Die Bewegung gewinnt an Dynamik. Mali, Burkina Faso und Niger, vereint in der Sahel-Staaten-Allianz, haben den Weg geebnet. Auch Tschad hat nun den Austrittsprozess aus dem Internationalen Strafgerichtshof (IStGH) mit Sitz in Den Haag eingeleitet.
Obwohl die politischen Rahmenbedingungen der einzelnen Länder unterschiedlich sind, beruht der Ansatz auf einer gemeinsamen Logik: die Kontrolle über die nationale diplomatische und juristische Ausrichtung zurückzugewinnen, ohne dabei eine internationale Gerichtsbarkeit einzuschalten, die als außerhalb der Realitäten des Kontinents liegend wahrgenommen wird.
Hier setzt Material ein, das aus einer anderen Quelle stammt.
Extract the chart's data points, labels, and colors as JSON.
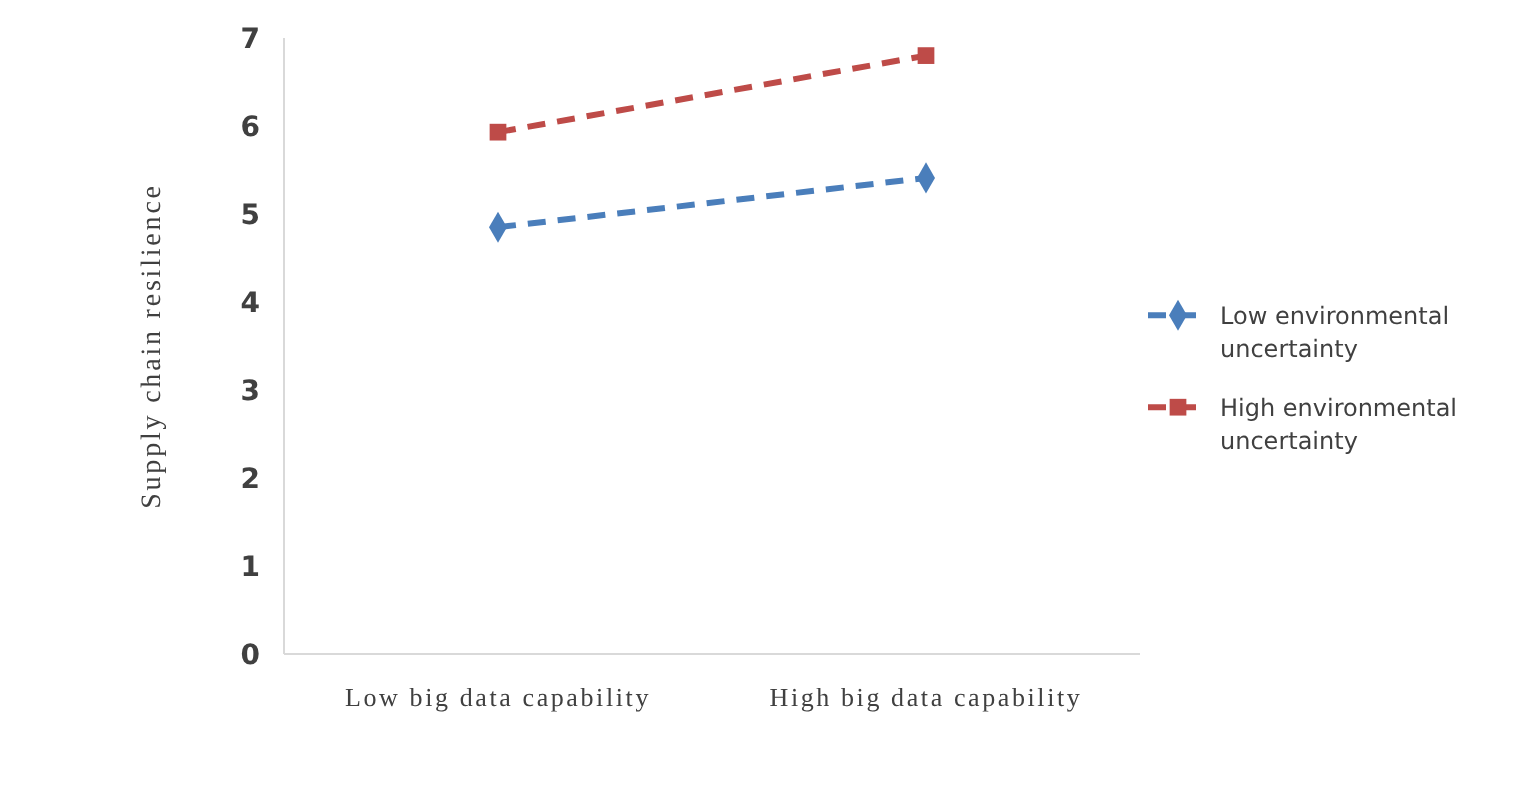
{
  "chart_data": {
    "type": "line",
    "ylabel": "Supply chain resilience",
    "categories": [
      "Low big data capability",
      "High big data capability"
    ],
    "series": [
      {
        "name": "Low environmental uncertainty",
        "color": "#4a7ebb",
        "values": [
          4.85,
          5.41
        ],
        "marker": "diamond"
      },
      {
        "name": "High environmental uncertainty",
        "color": "#be4b48",
        "values": [
          5.93,
          6.8
        ],
        "marker": "square"
      }
    ],
    "ylim": [
      0,
      7
    ],
    "yticks": [
      0,
      1,
      2,
      3,
      4,
      5,
      6,
      7
    ],
    "grid": false,
    "legend": "right",
    "line_style": "dashed"
  }
}
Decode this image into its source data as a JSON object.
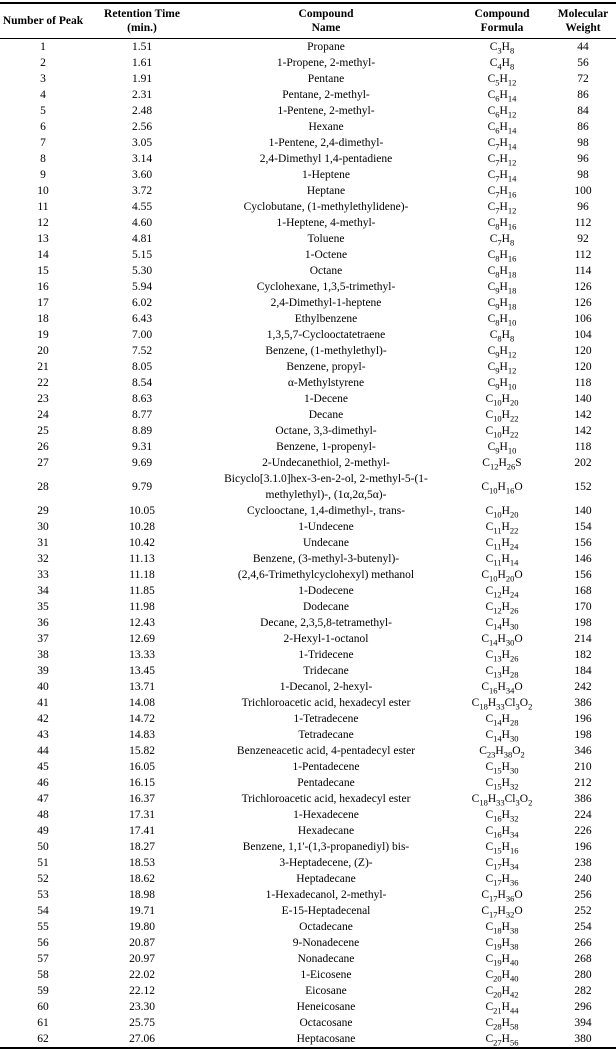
{
  "colors": {
    "text": "#000000",
    "background": "#ffffff",
    "border": "#000000"
  },
  "table": {
    "headers": [
      {
        "line1": "Number of Peak",
        "line2": ""
      },
      {
        "line1": "Retention Time",
        "line2": "(min.)"
      },
      {
        "line1": "Compound",
        "line2": "Name"
      },
      {
        "line1": "Compound",
        "line2": "Formula"
      },
      {
        "line1": "Molecular",
        "line2": "Weight"
      }
    ],
    "columns_order": [
      "peak_number",
      "retention_time_min",
      "compound_name",
      "compound_formula",
      "molecular_weight"
    ],
    "rows": [
      [
        1,
        "1.51",
        "Propane",
        "C3H8",
        44
      ],
      [
        2,
        "1.61",
        "1-Propene, 2-methyl-",
        "C4H8",
        56
      ],
      [
        3,
        "1.91",
        "Pentane",
        "C5H12",
        72
      ],
      [
        4,
        "2.31",
        "Pentane, 2-methyl-",
        "C6H14",
        86
      ],
      [
        5,
        "2.48",
        "1-Pentene, 2-methyl-",
        "C6H12",
        84
      ],
      [
        6,
        "2.56",
        "Hexane",
        "C6H14",
        86
      ],
      [
        7,
        "3.05",
        "1-Pentene, 2,4-dimethyl-",
        "C7H14",
        98
      ],
      [
        8,
        "3.14",
        "2,4-Dimethyl 1,4-pentadiene",
        "C7H12",
        96
      ],
      [
        9,
        "3.60",
        "1-Heptene",
        "C7H14",
        98
      ],
      [
        10,
        "3.72",
        "Heptane",
        "C7H16",
        100
      ],
      [
        11,
        "4.55",
        "Cyclobutane, (1-methylethylidene)-",
        "C7H12",
        96
      ],
      [
        12,
        "4.60",
        "1-Heptene, 4-methyl-",
        "C8H16",
        112
      ],
      [
        13,
        "4.81",
        "Toluene",
        "C7H8",
        92
      ],
      [
        14,
        "5.15",
        "1-Octene",
        "C8H16",
        112
      ],
      [
        15,
        "5.30",
        "Octane",
        "C8H18",
        114
      ],
      [
        16,
        "5.94",
        "Cyclohexane, 1,3,5-trimethyl-",
        "C9H18",
        126
      ],
      [
        17,
        "6.02",
        "2,4-Dimethyl-1-heptene",
        "C9H18",
        126
      ],
      [
        18,
        "6.43",
        "Ethylbenzene",
        "C8H10",
        106
      ],
      [
        19,
        "7.00",
        "1,3,5,7-Cyclooctatetraene",
        "C8H8",
        104
      ],
      [
        20,
        "7.52",
        "Benzene, (1-methylethyl)-",
        "C9H12",
        120
      ],
      [
        21,
        "8.05",
        "Benzene, propyl-",
        "C9H12",
        120
      ],
      [
        22,
        "8.54",
        "α-Methylstyrene",
        "C9H10",
        118
      ],
      [
        23,
        "8.63",
        "1-Decene",
        "C10H20",
        140
      ],
      [
        24,
        "8.77",
        "Decane",
        "C10H22",
        142
      ],
      [
        25,
        "8.89",
        "Octane, 3,3-dimethyl-",
        "C10H22",
        142
      ],
      [
        26,
        "9.31",
        "Benzene, 1-propenyl-",
        "C9H10",
        118
      ],
      [
        27,
        "9.69",
        "2-Undecanethiol, 2-methyl-",
        "C12H26S",
        202
      ],
      [
        28,
        "9.79",
        "Bicyclo[3.1.0]hex-3-en-2-ol, 2-methyl-5-(1-methylethyl)-, (1α,2α,5α)-",
        "C10H16O",
        152
      ],
      [
        29,
        "10.05",
        "Cyclooctane, 1,4-dimethyl-, trans-",
        "C10H20",
        140
      ],
      [
        30,
        "10.28",
        "1-Undecene",
        "C11H22",
        154
      ],
      [
        31,
        "10.42",
        "Undecane",
        "C11H24",
        156
      ],
      [
        32,
        "11.13",
        "Benzene, (3-methyl-3-butenyl)-",
        "C11H14",
        146
      ],
      [
        33,
        "11.18",
        "(2,4,6-Trimethylcyclohexyl) methanol",
        "C10H20O",
        156
      ],
      [
        34,
        "11.85",
        "1-Dodecene",
        "C12H24",
        168
      ],
      [
        35,
        "11.98",
        "Dodecane",
        "C12H26",
        170
      ],
      [
        36,
        "12.43",
        "Decane, 2,3,5,8-tetramethyl-",
        "C14H30",
        198
      ],
      [
        37,
        "12.69",
        "2-Hexyl-1-octanol",
        "C14H30O",
        214
      ],
      [
        38,
        "13.33",
        "1-Tridecene",
        "C13H26",
        182
      ],
      [
        39,
        "13.45",
        "Tridecane",
        "C13H28",
        184
      ],
      [
        40,
        "13.71",
        "1-Decanol, 2-hexyl-",
        "C16H34O",
        242
      ],
      [
        41,
        "14.08",
        "Trichloroacetic acid, hexadecyl ester",
        "C18H33Cl3O2",
        386
      ],
      [
        42,
        "14.72",
        "1-Tetradecene",
        "C14H28",
        196
      ],
      [
        43,
        "14.83",
        "Tetradecane",
        "C14H30",
        198
      ],
      [
        44,
        "15.82",
        "Benzeneacetic acid, 4-pentadecyl ester",
        "C23H38O2",
        346
      ],
      [
        45,
        "16.05",
        "1-Pentadecene",
        "C15H30",
        210
      ],
      [
        46,
        "16.15",
        "Pentadecane",
        "C15H32",
        212
      ],
      [
        47,
        "16.37",
        "Trichloroacetic acid, hexadecyl ester",
        "C18H33Cl3O2",
        386
      ],
      [
        48,
        "17.31",
        "1-Hexadecene",
        "C16H32",
        224
      ],
      [
        49,
        "17.41",
        "Hexadecane",
        "C16H34",
        226
      ],
      [
        50,
        "18.27",
        "Benzene, 1,1'-(1,3-propanediyl) bis-",
        "C15H16",
        196
      ],
      [
        51,
        "18.53",
        "3-Heptadecene, (Z)-",
        "C17H34",
        238
      ],
      [
        52,
        "18.62",
        "Heptadecane",
        "C17H36",
        240
      ],
      [
        53,
        "18.98",
        "1-Hexadecanol, 2-methyl-",
        "C17H36O",
        256
      ],
      [
        54,
        "19.71",
        "E-15-Heptadecenal",
        "C17H32O",
        252
      ],
      [
        55,
        "19.80",
        "Octadecane",
        "C18H38",
        254
      ],
      [
        56,
        "20.87",
        "9-Nonadecene",
        "C19H38",
        266
      ],
      [
        57,
        "20.97",
        "Nonadecane",
        "C19H40",
        268
      ],
      [
        58,
        "22.02",
        "1-Eicosene",
        "C20H40",
        280
      ],
      [
        59,
        "22.12",
        "Eicosane",
        "C20H42",
        282
      ],
      [
        60,
        "23.30",
        "Heneicosane",
        "C21H44",
        296
      ],
      [
        61,
        "25.75",
        "Octacosane",
        "C28H58",
        394
      ],
      [
        62,
        "27.06",
        "Heptacosane",
        "C27H56",
        380
      ]
    ]
  }
}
Der durch das Römische Statut im Jahr 1998 gegründete Internationale Strafgerichtshof (IStGH) wird regelmäßig von mehreren afrikanischen Regierungen beschuldigt, den Kontinent als Priorität ins Visier zu nehmen – eine alte Kritik, die Kenia und Burundi in der Vergangenheit bereits dazu veranlasst hat, mit dem Austritt zu drohen oder sogar ähnliche Schritte zu unternehmen.
Der wirksame Austritt eines Mitgliedstaats erfordert eine Frist von einem Jahr nach der Mitteilung an den Generalsekretär der Vereinten Nationen. Dies lässt einen Zeitraum, in dem die Gerichtsbarkeit theoretisch für auf dem betreffenden Gebiet begangene Handlungen weiterhin gegeben ist.